Video Joint Modelling Based on Hierarchical Transformer for Co-summarization (VJMHT)
August 24, 2025 ยท View on GitHub
Haopeng Li, Qiuhong Ke, Mingming Gong, Rui Zhang
IEEE Transactions on Pattern Analysis and Machine Intelligence
Introduction
We propose Video Joint Modelling based on Hierarchical Transformer (VJMHT) for co-summarization, which takes into consideration the semantic dependencies across videos.
VJMHT consists of two layers of Transformer: the first layer extracts semantic representation from individual shots of similar videos, while the second layer performs shot-level video joint modelling to aggregate cross-video semantic information. By this means, complete cross-video high-level patterns are explicitly modelled and learned for the summarization of individual videos.
Moreover, Transformer-based video representation reconstruction is introduced to maximize the high-level similarity between the summary and the original video.
Requirements and Dependencies
- Python=3.8.5
- PyTorch=1.9, ortools=8.1.8487
Data Preparation
Download the datasets to datasets/.
Evaluation
Download our models to results/.
Run the following command to test our models.
$ python main.py -c configs/dataset_setting.py --eval
where dataset_setting.py is the configuration file that can be found in configs/. The results are saved in results/DATASET_SETTING/.
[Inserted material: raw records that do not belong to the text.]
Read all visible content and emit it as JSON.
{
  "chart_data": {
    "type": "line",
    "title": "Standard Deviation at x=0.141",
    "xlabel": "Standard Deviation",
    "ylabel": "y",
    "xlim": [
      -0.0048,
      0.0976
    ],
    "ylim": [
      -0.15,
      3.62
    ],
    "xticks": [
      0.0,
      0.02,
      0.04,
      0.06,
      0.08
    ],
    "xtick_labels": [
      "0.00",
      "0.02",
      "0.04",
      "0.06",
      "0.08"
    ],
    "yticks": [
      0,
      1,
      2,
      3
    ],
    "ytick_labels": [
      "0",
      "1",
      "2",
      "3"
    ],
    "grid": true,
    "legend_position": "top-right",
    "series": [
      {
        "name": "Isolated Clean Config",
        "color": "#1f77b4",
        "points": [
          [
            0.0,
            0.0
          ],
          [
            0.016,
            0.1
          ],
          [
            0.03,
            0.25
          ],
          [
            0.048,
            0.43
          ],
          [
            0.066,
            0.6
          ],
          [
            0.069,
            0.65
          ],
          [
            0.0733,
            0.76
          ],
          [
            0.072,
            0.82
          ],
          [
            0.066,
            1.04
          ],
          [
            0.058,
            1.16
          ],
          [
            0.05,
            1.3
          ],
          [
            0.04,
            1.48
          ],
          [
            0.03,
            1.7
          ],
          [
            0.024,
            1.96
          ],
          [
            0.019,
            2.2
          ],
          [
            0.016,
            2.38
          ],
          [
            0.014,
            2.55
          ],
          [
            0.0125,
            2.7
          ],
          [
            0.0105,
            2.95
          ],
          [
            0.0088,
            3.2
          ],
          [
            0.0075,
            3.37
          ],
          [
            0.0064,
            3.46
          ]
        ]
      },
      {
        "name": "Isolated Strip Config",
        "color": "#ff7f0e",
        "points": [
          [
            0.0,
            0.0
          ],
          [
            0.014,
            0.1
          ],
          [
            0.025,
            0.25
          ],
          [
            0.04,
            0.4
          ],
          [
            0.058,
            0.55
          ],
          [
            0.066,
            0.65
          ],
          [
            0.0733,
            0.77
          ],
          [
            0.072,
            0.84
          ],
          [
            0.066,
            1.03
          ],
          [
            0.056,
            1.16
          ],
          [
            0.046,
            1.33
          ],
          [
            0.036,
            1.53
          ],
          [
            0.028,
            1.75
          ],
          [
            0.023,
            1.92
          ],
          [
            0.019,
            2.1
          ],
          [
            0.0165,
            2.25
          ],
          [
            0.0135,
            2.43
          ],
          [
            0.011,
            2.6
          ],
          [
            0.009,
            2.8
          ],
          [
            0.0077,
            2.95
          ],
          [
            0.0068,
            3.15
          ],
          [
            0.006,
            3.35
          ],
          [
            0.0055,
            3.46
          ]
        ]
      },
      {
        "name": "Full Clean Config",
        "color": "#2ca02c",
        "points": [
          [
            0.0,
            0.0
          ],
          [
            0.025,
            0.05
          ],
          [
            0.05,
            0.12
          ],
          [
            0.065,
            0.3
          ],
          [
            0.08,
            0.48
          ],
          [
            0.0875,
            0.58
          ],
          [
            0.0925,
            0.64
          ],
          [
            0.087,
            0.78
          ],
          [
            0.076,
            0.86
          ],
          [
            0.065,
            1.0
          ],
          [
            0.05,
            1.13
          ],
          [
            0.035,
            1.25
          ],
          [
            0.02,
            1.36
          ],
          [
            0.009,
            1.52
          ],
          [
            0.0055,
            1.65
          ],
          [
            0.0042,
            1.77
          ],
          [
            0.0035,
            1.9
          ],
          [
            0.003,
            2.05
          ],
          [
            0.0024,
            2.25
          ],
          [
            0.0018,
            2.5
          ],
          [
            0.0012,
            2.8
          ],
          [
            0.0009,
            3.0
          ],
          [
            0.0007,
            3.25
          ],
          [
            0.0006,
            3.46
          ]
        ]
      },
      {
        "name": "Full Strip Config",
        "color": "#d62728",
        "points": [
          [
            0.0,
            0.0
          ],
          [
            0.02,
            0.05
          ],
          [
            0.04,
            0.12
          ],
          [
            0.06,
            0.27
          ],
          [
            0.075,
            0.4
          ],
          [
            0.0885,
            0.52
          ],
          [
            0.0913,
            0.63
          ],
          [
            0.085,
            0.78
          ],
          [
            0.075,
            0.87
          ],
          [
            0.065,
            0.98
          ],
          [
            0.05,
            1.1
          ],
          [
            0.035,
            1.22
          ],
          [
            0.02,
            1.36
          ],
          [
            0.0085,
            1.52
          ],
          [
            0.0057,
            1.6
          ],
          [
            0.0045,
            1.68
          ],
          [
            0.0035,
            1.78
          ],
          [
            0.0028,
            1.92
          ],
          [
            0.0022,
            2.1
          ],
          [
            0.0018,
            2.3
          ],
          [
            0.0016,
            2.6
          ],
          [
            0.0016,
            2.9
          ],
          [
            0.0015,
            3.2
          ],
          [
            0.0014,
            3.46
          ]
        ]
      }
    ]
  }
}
Example for testing the model trained on TVSum in the canonical setting:
$ python main.py -c configs/tvsum_can.py --eval
The results are saved in results/TVSUM_CAN.
Training
Run the following command to train the model:
$ python main.py -c configs/dataset_setting.py
Example for training the model on TVSum in the canonical setting:
$ python main.py -c configs/tvsum_can.py
The trained models and results are saved in results/TVSUM_CAN.
License and Citation
The use of this code is RESTRICTED to non-commercial research and educational purposes.
If you use this code or reference our paper in your work please cite this publication as:
@article{li2022video,
title={Video Joint Modelling Based on Hierarchical Transformer for Co-summarization},
author={Li, Haopeng and Ke, Qiuhong and Gong, Mingming and Zhang, Rui},
journal={IEEE Transactions on Pattern Analysis and Machine Intelligence},
year={2022},
publisher={IEEE}
}
Acknowledgement
The code is developed based on VASNet.